The parameter choices can be explained below :

    - hs = 1 : for using hierarchical softmax
    - sg = 1 : for using skipgrams 
    - vector_size = 128 : this is the size of our embeddings
    - window = 5 : window size; Maximum distance between the current and predicted word within a sentence.
    - min_count = 1 : to ignore words with total frequency less than 1
    
We set the seed to get predictable results each time we run this notebook.
 

In [10]:
model = Word2Vec(walks,  
                 hs=1,  
                 sg = 1,  
                 vector_size=128,  
                 window=5,
                 min_count=1,
                 workers=-1,
                 seed=42)

In [11]:
model.save('../Data/Models/deepwalk_undir_weight_graph_views.model')

In [12]:
product_ids = set(views_graph['product_id1'].unique()).union(views_graph['product_id2'].unique())
vg_embeddings = []
for i in product_ids:
    try:
        vg_embeddings.append({'product_id': i, 'embedding_vector': model.wv[str(i)]})
    except:
        print(i, "Not Exist")
        pass

In [13]:
views_graph_embeddings = pd.DataFrame(vg_embeddings)
views_graph_embeddings.to_parquet('../Data/Embeddings/deepwalk_undir_weight_graph_views_embedding.parquet', index=False)

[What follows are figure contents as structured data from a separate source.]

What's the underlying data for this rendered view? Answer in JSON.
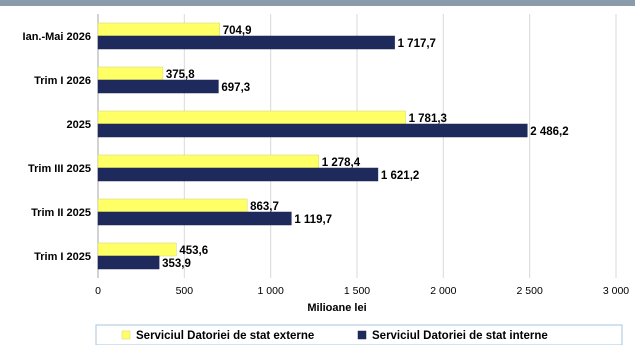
{
  "chart_data": {
    "type": "bar",
    "orientation": "horizontal",
    "title": "",
    "xlabel": "Milioane lei",
    "ylabel": "",
    "xlim": [
      0,
      3000
    ],
    "xticks": [
      0,
      500,
      1000,
      1500,
      2000,
      2500,
      3000
    ],
    "xtick_labels": [
      "0",
      "500",
      "1 000",
      "1 500",
      "2 000",
      "2 500",
      "3 000"
    ],
    "grid": true,
    "legend_position": "bottom",
    "categories": [
      "Ian.-Mai 2026",
      "Trim I 2026",
      "2025",
      "Trim III 2025",
      "Trim II 2025",
      "Trim I 2025"
    ],
    "series": [
      {
        "name": "Serviciul Datoriei de stat externe",
        "color": "#ffff66",
        "values": [
          704.9,
          375.8,
          1781.3,
          1278.4,
          863.7,
          453.6
        ],
        "labels": [
          "704,9",
          "375,8",
          "1 781,3",
          "1 278,4",
          "863,7",
          "453,6"
        ]
      },
      {
        "name": "Serviciul Datoriei de stat interne",
        "color": "#1f2a5c",
        "values": [
          1717.7,
          697.3,
          2486.2,
          1621.2,
          1119.7,
          353.9
        ],
        "labels": [
          "1 717,7",
          "697,3",
          "2 486,2",
          "1 621,2",
          "1 119,7",
          "353,9"
        ]
      }
    ]
  }
}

We have successfully saved our embeddings and the trained model.

<hr> 

### Generating embeddings using Node2vec

We discussed above what p and q are. If p is large the random walks will be large, so it does exploration and if p is small we remain within local neighborhood. Similarly if q is small, depth first exploration will be favored and if q is large we focus on a breadth first exploration. 

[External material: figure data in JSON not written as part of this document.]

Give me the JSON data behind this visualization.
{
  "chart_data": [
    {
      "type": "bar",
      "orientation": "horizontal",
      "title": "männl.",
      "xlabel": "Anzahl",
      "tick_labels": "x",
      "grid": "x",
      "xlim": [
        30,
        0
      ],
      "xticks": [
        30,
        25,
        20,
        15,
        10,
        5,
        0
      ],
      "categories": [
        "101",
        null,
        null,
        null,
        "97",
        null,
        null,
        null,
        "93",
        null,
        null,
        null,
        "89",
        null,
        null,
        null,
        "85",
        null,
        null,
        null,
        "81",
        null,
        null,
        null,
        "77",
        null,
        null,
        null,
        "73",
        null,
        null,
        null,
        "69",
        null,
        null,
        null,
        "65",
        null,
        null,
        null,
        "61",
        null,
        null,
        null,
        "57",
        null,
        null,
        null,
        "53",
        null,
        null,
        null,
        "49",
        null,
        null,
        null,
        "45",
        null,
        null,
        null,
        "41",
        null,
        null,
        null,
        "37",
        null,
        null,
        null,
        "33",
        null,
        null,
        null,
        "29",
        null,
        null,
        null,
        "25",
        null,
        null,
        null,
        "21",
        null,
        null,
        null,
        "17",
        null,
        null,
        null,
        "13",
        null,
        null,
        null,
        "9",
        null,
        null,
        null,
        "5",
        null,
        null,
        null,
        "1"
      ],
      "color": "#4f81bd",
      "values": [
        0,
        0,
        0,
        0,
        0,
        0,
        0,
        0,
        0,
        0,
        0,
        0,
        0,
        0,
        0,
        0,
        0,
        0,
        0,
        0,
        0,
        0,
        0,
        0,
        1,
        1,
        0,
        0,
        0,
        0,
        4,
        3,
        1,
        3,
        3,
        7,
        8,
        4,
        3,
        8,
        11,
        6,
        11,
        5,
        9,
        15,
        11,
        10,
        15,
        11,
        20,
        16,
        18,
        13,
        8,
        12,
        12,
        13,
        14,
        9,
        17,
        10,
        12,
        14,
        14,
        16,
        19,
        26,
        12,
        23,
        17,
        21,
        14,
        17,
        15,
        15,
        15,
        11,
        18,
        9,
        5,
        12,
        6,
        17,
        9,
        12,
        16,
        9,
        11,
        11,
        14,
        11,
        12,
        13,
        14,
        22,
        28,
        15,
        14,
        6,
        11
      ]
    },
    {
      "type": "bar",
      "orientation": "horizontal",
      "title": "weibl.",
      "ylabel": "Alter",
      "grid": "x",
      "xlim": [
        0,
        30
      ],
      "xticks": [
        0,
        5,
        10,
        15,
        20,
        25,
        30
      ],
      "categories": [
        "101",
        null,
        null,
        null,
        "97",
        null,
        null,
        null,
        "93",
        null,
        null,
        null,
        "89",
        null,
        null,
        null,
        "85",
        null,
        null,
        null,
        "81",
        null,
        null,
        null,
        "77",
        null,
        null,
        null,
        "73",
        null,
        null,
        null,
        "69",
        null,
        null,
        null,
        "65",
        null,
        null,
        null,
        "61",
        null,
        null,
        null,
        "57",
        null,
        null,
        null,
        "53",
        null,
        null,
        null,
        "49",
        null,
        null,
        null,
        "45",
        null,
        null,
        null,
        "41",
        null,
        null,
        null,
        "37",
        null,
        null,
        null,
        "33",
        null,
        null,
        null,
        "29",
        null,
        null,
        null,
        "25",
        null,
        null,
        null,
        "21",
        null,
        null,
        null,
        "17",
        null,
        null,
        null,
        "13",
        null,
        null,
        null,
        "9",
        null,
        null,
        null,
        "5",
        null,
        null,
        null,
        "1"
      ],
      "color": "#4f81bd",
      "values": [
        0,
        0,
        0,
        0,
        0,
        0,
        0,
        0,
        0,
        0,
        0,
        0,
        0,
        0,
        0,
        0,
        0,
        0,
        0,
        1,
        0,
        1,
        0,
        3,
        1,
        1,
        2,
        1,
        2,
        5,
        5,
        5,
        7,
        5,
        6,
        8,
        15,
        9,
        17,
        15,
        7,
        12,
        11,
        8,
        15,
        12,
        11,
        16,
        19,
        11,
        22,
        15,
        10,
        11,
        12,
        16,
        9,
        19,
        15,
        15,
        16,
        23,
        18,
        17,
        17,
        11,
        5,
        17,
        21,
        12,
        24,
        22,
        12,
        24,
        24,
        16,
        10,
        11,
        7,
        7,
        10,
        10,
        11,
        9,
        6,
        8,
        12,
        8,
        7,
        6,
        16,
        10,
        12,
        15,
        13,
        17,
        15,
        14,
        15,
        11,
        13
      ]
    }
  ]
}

We shall keep p as 1, but reduce the value of q. This helps us to kind of do in depth within the regional clusters.It will help us to discover clusters/communities of characters that frequently interact with each other or co-occur, which in our case, are products viewed together.

In [24]:
views_graph_n2v = pecanpy.SparseOTF(p=1, q=0.5, workers=-1, verbose=True, extend=True)

In [25]:
views_graph_n2v.read_edg('../Data/PecanPy_Graphs/undir_weight_graph_views.edg', weighted=True, directed=False)

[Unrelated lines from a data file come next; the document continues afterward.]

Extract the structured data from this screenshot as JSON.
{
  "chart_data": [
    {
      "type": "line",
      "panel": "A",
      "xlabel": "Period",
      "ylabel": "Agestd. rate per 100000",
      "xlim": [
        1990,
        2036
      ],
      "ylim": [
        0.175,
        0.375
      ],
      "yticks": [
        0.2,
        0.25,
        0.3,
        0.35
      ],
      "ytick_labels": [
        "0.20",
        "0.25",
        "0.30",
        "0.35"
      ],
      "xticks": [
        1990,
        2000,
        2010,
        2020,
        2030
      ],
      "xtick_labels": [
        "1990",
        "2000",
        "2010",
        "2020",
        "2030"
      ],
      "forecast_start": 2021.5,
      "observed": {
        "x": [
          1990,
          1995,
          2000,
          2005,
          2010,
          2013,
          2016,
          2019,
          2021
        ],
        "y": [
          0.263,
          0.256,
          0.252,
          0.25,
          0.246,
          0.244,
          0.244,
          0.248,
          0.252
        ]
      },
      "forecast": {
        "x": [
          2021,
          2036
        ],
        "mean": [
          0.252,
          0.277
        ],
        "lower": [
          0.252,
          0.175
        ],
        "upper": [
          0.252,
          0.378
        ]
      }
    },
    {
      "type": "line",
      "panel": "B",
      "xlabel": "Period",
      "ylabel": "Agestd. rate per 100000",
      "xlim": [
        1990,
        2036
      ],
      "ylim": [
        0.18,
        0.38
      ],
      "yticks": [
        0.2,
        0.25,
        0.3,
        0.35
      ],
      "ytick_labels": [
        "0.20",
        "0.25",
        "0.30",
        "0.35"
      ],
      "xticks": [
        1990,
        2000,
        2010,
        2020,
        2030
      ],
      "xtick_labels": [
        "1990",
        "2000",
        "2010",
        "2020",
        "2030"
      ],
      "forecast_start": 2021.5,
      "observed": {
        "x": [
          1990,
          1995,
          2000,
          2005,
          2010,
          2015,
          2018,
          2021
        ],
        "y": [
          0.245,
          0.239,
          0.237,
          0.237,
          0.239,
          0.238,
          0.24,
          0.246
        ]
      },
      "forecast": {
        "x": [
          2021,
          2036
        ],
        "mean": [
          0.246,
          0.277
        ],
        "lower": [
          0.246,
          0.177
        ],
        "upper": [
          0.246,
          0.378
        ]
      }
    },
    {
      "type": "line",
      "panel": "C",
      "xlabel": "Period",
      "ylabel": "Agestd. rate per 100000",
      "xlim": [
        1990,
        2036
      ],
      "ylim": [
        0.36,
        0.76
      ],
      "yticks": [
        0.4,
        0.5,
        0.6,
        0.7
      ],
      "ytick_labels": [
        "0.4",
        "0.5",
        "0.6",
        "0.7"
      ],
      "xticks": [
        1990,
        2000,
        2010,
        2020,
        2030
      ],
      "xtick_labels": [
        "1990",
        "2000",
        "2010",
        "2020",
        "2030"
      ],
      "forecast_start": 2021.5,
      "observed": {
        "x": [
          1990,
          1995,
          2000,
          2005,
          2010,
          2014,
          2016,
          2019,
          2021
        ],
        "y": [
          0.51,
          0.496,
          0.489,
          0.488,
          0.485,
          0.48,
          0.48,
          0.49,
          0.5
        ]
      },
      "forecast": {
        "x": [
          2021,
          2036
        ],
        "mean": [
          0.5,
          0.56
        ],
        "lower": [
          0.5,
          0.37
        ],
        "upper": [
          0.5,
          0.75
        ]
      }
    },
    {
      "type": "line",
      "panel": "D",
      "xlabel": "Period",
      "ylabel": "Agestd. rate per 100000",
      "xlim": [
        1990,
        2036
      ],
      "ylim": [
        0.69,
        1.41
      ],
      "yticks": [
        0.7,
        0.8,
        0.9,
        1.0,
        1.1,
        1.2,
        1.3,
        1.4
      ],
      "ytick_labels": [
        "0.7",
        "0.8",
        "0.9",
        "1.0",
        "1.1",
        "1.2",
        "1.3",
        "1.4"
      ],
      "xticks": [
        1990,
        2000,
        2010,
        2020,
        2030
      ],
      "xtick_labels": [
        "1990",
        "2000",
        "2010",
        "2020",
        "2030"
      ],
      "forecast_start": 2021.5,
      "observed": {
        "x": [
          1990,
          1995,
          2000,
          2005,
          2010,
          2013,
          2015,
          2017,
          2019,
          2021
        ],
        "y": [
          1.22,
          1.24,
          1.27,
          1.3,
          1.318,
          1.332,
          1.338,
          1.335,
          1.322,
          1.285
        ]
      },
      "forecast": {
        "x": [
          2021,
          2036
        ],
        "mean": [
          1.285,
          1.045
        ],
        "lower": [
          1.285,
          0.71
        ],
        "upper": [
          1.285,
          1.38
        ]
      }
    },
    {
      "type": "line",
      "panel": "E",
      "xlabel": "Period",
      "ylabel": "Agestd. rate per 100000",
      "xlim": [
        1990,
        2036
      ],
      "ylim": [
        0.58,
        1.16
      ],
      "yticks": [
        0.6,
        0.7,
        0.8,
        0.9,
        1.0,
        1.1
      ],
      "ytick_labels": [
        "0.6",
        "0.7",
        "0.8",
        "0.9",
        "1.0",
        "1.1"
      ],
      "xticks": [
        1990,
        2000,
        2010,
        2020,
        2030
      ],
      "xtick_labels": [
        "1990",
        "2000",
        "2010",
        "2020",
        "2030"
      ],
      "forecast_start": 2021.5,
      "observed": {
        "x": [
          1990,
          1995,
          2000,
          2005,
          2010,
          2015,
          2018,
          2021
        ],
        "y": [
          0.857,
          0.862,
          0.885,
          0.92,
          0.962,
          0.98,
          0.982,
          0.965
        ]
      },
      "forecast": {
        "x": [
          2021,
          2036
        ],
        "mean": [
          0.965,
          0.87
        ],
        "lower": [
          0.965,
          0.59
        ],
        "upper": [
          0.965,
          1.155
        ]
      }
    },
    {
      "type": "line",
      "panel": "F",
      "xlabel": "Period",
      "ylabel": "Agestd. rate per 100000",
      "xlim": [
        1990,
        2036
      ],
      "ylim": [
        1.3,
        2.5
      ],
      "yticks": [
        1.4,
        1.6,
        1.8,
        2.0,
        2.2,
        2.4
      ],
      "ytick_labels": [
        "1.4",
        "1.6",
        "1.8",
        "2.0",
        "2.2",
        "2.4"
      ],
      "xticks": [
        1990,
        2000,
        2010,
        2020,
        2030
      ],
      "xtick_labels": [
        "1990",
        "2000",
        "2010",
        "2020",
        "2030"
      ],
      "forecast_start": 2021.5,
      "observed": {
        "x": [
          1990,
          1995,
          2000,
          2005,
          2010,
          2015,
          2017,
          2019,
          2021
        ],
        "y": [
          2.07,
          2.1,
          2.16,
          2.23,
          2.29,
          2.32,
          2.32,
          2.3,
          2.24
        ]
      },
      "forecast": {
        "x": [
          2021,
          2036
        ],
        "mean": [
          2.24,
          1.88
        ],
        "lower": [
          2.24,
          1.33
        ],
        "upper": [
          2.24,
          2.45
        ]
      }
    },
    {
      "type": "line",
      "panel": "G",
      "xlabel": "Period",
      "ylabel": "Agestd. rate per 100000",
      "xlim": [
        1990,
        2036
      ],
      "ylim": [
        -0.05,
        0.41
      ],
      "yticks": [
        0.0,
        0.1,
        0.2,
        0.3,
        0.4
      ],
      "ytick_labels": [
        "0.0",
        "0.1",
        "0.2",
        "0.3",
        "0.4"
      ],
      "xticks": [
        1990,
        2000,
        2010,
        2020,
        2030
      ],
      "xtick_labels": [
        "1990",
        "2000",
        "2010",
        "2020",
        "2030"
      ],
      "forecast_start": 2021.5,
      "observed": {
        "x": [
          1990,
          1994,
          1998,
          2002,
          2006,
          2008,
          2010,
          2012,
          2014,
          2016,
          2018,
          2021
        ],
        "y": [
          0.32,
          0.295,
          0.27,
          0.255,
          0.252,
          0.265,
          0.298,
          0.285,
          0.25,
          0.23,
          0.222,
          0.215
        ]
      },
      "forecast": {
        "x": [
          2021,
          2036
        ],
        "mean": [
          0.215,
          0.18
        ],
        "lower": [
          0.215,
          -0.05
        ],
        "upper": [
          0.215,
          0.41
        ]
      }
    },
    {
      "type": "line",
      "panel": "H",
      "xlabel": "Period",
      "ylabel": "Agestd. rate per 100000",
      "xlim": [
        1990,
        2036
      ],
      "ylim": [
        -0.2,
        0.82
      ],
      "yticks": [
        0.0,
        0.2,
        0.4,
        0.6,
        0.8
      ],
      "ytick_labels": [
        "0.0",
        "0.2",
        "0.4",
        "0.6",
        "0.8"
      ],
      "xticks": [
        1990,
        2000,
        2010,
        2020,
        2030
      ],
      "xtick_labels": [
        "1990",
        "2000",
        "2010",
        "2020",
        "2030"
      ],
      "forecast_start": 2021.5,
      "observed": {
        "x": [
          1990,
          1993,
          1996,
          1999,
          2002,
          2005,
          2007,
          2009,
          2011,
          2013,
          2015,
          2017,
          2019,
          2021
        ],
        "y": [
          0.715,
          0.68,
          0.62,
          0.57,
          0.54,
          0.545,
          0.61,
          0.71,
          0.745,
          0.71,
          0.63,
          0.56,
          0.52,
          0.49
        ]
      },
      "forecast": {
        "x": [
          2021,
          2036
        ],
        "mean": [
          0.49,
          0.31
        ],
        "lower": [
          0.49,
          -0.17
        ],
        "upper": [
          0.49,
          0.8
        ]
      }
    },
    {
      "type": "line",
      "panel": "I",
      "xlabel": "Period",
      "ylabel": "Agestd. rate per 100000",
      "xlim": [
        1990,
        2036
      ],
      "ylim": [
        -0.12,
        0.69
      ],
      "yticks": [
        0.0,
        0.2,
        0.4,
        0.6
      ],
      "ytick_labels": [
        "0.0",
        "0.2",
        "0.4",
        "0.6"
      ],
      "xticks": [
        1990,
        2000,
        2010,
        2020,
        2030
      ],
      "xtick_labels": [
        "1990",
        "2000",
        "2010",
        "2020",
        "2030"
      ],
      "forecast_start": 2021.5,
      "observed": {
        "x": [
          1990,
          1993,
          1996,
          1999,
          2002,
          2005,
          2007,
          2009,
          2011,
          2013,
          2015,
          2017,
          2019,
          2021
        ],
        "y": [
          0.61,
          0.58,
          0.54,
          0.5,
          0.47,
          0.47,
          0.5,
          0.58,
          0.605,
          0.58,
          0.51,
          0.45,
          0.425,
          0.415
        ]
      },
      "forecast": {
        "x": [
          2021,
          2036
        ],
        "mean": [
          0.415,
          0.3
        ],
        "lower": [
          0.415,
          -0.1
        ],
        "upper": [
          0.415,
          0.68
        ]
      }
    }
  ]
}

walks = views_graph_n2v.simulate_walks(num_walks=10, walk_length=50)

  0%|                                               | 0/2118170 [00:00<?, ?it/s]

We train the Word2Vec model once again.

In [28]:
model_n2v = Word2Vec(walks,  
                 hs=1,  
                 sg = 1,  
                 vector_size=128,  
                 window=5,
                 min_count=1,
                 workers=-1,
                 seed=42)

In [29]:
model_n2v.save('../Data/Models/node2vec_undir_weight_graph_views.model')

In [30]:
product_ids = set(views_graph['product_id1'].unique()).union(views_graph['product_id2'].unique())
vg_embeddings_n2v = []
for i in product_ids:
    try:
        vg_embeddings_n2v.append({'product_id': i, 'embedding_vector': model_n2v.wv[str(i)]})
    except:
        print(i, "Not Exist")
        pass

In [None]:
views_graph_embeddings_n2v = pd.DataFrame(vg_embeddings_n2v)
views_graph_embeddings_n2v.to_parquet('../Data/Embeddings/node2vec_undir_weight_graph_views_embedding.parquet', index=False)


So now we have saved the models and embeddings for both node2vec and our deepwalk models. We have done this for Product Views with the Unweighted Directed Graph We could also do it using the other graph variants for the other events.